Updated: May 10
When you first get into playing the electric guitar, the number of components can be overwhelming. You have a guitar with multiple knobs and switches in addition to an amplifier also with multiple knobs and switches, and most likely you have no idea what any of them do.
In general amplifiers vary more than guitars in terms of parameters and options, the average guitar will have one or more pickups, a pickup selector, tone and volume controls, whereas components of amplifiers greatly vary depending on brand, model, size and price. As this article is primarily aimed at beginners I’m going to focus on simpler and cheaper amps that do not have many unique or unusual components.
The average electric guitar amplifier typically has a master volume knob, bass, middle and treble knobs, some type of overdrive/distortion/gain switch, and an overdrive/gain/distortion level knob.

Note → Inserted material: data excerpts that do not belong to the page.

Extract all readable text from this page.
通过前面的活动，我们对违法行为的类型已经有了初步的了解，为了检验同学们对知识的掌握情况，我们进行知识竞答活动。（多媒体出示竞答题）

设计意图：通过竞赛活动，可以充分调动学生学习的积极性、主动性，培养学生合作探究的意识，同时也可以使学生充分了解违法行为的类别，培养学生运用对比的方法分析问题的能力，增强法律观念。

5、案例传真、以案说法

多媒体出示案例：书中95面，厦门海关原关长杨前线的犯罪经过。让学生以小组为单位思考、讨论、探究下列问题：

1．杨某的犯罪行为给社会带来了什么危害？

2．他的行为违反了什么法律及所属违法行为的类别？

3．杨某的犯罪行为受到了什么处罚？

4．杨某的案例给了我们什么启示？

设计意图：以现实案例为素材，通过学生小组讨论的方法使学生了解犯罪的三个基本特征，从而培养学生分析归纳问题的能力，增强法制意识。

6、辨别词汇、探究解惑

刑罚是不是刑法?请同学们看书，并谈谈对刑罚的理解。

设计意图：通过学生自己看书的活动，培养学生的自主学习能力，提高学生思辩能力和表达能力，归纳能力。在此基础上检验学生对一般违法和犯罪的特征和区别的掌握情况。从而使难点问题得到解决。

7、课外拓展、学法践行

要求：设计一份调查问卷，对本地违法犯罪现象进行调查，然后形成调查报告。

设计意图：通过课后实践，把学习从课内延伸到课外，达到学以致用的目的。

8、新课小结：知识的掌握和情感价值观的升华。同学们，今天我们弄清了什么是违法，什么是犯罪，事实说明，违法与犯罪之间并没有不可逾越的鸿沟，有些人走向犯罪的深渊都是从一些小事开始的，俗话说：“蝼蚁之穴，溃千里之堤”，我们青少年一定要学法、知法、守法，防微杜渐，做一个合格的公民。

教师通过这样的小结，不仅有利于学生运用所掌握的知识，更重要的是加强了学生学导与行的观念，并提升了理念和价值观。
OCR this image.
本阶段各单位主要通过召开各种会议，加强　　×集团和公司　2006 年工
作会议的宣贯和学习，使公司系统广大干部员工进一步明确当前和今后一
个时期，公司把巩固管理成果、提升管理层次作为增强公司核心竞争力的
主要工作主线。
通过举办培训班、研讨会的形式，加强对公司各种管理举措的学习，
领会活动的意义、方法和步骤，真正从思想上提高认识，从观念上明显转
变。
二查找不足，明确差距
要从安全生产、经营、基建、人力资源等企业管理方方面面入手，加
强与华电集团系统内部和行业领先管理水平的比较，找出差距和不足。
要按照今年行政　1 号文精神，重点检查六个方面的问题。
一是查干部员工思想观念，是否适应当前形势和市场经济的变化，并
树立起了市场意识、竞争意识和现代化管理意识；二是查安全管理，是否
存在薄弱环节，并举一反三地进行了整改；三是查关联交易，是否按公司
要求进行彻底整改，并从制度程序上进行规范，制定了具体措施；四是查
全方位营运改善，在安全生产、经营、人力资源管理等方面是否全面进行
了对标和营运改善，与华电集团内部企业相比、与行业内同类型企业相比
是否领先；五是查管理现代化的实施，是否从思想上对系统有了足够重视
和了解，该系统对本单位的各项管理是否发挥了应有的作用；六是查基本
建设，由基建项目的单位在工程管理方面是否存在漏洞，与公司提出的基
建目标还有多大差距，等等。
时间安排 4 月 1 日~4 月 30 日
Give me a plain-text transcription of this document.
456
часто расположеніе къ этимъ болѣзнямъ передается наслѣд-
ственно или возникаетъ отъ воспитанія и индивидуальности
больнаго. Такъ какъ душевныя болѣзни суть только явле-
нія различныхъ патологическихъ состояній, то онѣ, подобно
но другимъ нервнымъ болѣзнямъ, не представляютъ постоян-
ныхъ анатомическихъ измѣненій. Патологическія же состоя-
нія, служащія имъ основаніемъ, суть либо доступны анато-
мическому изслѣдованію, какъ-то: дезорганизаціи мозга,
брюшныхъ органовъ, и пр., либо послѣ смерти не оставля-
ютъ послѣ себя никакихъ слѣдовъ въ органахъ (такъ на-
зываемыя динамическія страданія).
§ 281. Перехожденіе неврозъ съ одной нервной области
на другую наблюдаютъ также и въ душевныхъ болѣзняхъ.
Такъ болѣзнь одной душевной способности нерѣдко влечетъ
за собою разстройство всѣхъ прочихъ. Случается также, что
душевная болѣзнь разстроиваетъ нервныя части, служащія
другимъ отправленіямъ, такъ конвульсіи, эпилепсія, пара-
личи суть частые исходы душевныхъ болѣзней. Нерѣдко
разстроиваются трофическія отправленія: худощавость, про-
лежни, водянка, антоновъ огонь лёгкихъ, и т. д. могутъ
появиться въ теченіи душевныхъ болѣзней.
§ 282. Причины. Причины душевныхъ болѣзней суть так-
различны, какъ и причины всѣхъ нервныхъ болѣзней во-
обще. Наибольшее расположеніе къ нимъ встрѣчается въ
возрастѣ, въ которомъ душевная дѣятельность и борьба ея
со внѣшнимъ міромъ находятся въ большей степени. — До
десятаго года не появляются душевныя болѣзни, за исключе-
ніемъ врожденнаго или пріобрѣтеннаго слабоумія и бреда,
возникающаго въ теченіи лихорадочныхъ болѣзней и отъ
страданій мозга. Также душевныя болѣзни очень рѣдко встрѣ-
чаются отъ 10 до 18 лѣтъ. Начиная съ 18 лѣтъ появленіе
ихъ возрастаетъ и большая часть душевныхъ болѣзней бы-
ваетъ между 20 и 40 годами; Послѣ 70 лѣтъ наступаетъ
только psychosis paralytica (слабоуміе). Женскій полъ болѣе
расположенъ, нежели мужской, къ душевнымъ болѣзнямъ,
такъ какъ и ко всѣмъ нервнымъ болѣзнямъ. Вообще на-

Starting with the most obvious knob; the master volume, this knob allows you to set the overall volume of the amp.
The bass, middle and treble knobs allow you to shape the tone of the amp.
The bass controls the low frequencies in the sound, too much and the guitar will sound boomy, too little and the guitar will sound thin.
The middle controls the mid frequencies, too much will sound muddy/honky and too little will sound hollow and undefined.
The treble controls the high frequencies, too much will sound harsh and too little will sound dull.
With this in mind, the best place to start setting your guitar amp is putting these controls at 5 out of 10. This should give an even tone to start with, then you can move each knob up or down to get the desired sound depending on the amplifier style, playing style and genre that you are playing.
Most amplifiers have a switch to change the sound from a clean one to a distorted one. They also usually have a separate knob to control the level of distortion, too little distortion can sound weak and too much can sound messy. Start with the level in the middle and bring it up or down depending on how much distortion is required for your amp settings.
I truly hope this helps you out for your next Guitar lessons.